Becerra: ...And that’s the part. I mean… here’s the difficulty. And it goes back to question of SB1421 and release of personnel records. If the investigative studies [program] at UC Berkeley release this information, by law, the state (District Attorney or I) will likely have the authority to try to prosecute as a violation of the penal code. Is that going to do any good for the people that lost their privacy? They’ll never get their privacy back.
Q: It sounds like they are intending to do more with that data…?
Becerra: I’ve alerted them to the law. This is a difficult one, because I respect the importance of the free press and the need to have transparency and to give the American public an opportunity to know. I also want to respect people’s privacy and I have an obligation to enforce the law. If innocent people get caught up in this and have their privacy exposed, that would not be right.
But from the get go, the information that the Berkeley program possesses is unauthorized even though they received it without violating any law themselves. The information they possess and may plan to use is unauthorized by law and I don’t know if anyone is going to suggest that a law enforcement officer, whether it’s the DA or me, should not be trying to enforce the law.
March 4, 2019
Becerra: In terms of the issue that's been presented with regard to private information, private data that the Department of Justice retains, uh, and that was provided to POST, which is our state's police training center, so that it could fulfill its responsibilities, and which POST unfortunately inadvertently released as the result of a public records act request, I can simply tell you that we guard Californians' privacy zealously. Because the moment that the agencies of government that are supposed to demand that information, your private information, and guarantee you that we will protect it, the moment that we can't guarantee that is the moment that you're going to stop providing that private, very confidential information, that we need. Whether it's for medical purposes, or whether it's related to criminal activity, or whether it's related to your activities on the internet, we must guarantee Californians that their privacy will be protected when our government requires them to turn over private information.

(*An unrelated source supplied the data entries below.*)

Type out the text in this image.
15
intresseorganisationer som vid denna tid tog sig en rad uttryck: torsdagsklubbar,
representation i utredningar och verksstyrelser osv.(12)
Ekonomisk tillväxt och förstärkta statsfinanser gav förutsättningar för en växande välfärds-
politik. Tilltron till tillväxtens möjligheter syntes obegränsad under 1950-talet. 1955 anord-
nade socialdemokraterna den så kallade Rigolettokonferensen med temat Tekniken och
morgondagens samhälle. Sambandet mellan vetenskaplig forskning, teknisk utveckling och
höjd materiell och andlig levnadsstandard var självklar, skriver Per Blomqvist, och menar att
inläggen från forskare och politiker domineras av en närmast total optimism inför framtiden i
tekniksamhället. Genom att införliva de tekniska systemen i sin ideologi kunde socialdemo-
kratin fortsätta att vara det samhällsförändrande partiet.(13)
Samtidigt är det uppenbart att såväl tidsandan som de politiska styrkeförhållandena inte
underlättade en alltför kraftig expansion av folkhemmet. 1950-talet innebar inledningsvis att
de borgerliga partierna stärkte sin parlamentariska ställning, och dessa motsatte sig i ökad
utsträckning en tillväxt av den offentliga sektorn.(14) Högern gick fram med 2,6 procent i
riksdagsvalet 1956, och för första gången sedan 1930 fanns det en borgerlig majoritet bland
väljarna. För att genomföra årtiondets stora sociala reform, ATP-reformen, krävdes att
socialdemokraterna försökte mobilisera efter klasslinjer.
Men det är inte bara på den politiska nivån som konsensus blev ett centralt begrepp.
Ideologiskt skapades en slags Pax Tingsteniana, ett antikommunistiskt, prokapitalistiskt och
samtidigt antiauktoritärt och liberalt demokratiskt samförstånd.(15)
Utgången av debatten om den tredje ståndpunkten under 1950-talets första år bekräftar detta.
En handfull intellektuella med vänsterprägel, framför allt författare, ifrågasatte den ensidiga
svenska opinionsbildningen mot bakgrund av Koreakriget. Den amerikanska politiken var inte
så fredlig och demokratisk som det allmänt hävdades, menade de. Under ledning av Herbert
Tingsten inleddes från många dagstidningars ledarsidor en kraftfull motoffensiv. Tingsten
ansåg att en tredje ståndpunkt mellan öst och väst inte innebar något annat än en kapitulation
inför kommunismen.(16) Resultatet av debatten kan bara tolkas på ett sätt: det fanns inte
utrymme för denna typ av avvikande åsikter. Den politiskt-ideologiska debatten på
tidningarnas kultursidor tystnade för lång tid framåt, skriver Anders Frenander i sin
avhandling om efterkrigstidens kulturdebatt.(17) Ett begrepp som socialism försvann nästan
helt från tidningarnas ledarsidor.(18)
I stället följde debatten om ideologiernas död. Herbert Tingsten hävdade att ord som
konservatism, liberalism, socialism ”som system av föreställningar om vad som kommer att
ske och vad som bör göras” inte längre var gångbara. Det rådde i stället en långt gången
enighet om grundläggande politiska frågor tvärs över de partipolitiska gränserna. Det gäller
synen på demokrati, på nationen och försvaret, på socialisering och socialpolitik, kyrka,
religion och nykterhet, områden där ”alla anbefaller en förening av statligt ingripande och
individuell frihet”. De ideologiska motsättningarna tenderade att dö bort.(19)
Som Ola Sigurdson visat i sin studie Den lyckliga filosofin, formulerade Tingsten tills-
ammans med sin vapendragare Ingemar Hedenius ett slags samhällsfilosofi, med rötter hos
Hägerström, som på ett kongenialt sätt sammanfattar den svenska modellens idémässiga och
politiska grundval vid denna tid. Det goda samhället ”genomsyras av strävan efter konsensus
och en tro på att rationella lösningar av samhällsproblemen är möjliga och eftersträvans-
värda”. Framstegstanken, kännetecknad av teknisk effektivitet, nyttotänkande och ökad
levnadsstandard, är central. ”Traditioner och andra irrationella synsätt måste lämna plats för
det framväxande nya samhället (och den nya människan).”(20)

And so this issue that's before us, is one with—it's unfortunate, because the requesters of this information did not violate any law when they submitted their Public Records Act request. Unfortunately, they got information that by law is not disclosable to them. And so by law, they are in possession of private data that they're not allowed by law to have, and they're not allowed by law to use.
Q: Is there a specific law you're referencing?
Becerra: I'd have to look at the Penal Code section, but we can get you that information.
Q: But it's regarding, you're saying that the records are not disclosable under Public Records—
Becerra: Explicitly. Explicitly. And so, it's a difficult situation. Those who hold this information didn't commit any violation of the law in receiving it. And I think all of us want to zealously protect the First Amendment rights of the press. But at the same time, I'm the chief law enforcement officer of the state. It's my job to enforce the laws. And its my job to protect the privacy of Californians.
There's information that was disclosed inadvertently, by POST, that should not be in the hands of anyone, other than those who are authorized by law to possess it, or to use it, and so that's the dilemma we're in. And I hope all of us act responsibly with the private information of a lot of Californians.